The Tops Five U.S. Lenders
  • CNC ASSC INC                          72
  • BANTERRA BANK                     39
  • DMG MORI SEIKI USA             32
  • ELLISON TECH                          32
  • HARTWIG INC                           30
    ​
The top company, CNC Associates, also made significant strides in their lending numbers, accounting for 15% of the total share of the top 20 companies. These large numbers of units sold or financed are great news for the industry as a whole, and with industry experts predicting that consumption in the U.S. will continue to follow and upwards path, hope is on the horizon.
 
Are We in a Boom or Bust?
As Modern Machine Shop will point out, the machine tool industry has been plagued with tumultuous periods throughout the last could of decades. Before, when manufacturing was steady and followed a linear progression, the machine tools industry and financing also followed suit.
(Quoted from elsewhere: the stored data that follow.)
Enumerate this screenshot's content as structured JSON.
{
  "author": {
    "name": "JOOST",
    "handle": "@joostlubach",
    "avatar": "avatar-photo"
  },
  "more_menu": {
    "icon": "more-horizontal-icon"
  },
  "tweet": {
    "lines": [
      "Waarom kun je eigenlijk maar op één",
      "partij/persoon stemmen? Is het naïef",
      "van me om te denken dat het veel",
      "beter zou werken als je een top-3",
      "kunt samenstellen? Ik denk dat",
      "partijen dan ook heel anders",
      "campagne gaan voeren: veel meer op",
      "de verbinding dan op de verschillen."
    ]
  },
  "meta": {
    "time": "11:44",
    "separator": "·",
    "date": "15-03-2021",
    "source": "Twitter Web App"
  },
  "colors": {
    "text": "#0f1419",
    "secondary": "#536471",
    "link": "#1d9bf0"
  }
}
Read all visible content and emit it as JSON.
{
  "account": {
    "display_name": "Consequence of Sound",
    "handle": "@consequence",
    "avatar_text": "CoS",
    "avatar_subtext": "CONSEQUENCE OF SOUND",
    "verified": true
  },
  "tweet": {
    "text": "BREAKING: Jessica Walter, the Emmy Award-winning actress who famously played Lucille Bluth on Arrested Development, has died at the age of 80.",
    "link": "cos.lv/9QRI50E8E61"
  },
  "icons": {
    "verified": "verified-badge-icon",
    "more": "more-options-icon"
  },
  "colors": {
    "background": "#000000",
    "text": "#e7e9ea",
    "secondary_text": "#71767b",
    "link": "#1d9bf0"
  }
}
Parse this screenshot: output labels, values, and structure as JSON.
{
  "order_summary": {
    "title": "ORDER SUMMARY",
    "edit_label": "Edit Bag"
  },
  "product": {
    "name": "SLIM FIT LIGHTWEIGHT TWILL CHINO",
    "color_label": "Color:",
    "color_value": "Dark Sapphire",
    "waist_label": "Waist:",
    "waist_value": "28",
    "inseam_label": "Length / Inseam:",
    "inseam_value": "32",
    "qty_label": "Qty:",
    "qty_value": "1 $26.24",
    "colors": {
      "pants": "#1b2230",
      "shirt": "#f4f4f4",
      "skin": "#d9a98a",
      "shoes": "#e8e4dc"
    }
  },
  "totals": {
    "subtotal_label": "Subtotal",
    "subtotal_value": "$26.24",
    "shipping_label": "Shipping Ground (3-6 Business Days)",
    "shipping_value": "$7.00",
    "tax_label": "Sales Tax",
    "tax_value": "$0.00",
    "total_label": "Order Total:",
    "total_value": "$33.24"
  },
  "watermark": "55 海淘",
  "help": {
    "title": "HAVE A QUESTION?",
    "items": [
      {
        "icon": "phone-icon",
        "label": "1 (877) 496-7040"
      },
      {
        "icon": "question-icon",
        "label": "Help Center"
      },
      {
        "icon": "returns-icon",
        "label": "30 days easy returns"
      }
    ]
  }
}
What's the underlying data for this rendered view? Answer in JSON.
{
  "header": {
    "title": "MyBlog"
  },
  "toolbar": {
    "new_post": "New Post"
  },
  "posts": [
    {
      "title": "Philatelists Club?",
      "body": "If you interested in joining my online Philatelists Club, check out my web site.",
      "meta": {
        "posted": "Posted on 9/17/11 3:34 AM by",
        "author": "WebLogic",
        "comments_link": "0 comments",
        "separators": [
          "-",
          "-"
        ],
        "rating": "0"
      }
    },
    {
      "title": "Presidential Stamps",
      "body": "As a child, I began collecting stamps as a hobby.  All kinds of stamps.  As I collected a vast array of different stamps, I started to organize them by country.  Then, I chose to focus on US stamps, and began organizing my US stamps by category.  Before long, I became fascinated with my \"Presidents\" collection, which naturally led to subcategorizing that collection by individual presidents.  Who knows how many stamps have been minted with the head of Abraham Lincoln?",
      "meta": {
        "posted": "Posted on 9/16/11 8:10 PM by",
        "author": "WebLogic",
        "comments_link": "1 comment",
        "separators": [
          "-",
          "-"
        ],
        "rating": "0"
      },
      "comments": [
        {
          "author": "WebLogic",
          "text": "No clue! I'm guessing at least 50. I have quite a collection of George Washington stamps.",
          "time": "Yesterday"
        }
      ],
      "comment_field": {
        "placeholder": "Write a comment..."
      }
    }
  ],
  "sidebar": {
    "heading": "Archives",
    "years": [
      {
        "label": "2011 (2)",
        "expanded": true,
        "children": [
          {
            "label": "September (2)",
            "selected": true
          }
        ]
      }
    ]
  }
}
However, with U.S. companies taking advantage of cheap labor costs and China continuing to expand its manufacturing sector in recent years, the market experienced sudden dips in demand and consumption of machine tools.
 
Many Are Optimistic
That being said, referring back to the industry analysts' yearly reports, sales and consumption showed promising signs towards the end of 2017. For example, Statista found that machine tool consumption reached into the positive range for the first time in years with 2017 netting a surprisingly significant 1.6% boost over 2016’s numbers. Additionally, research firm AMT pointed out that orders for machine tools rose by 7.6% above 2016’s numbers for the same month researched.
 
All of this being said, nobody knows for sure what the future holds and with shifting political and economic climates, so much can still seem up in the air. All we can go by are the numbers presented by analysts and their predictions for the future. Taking all of those into account, we’d say that 2018 could be another positive year for the machine tools industry.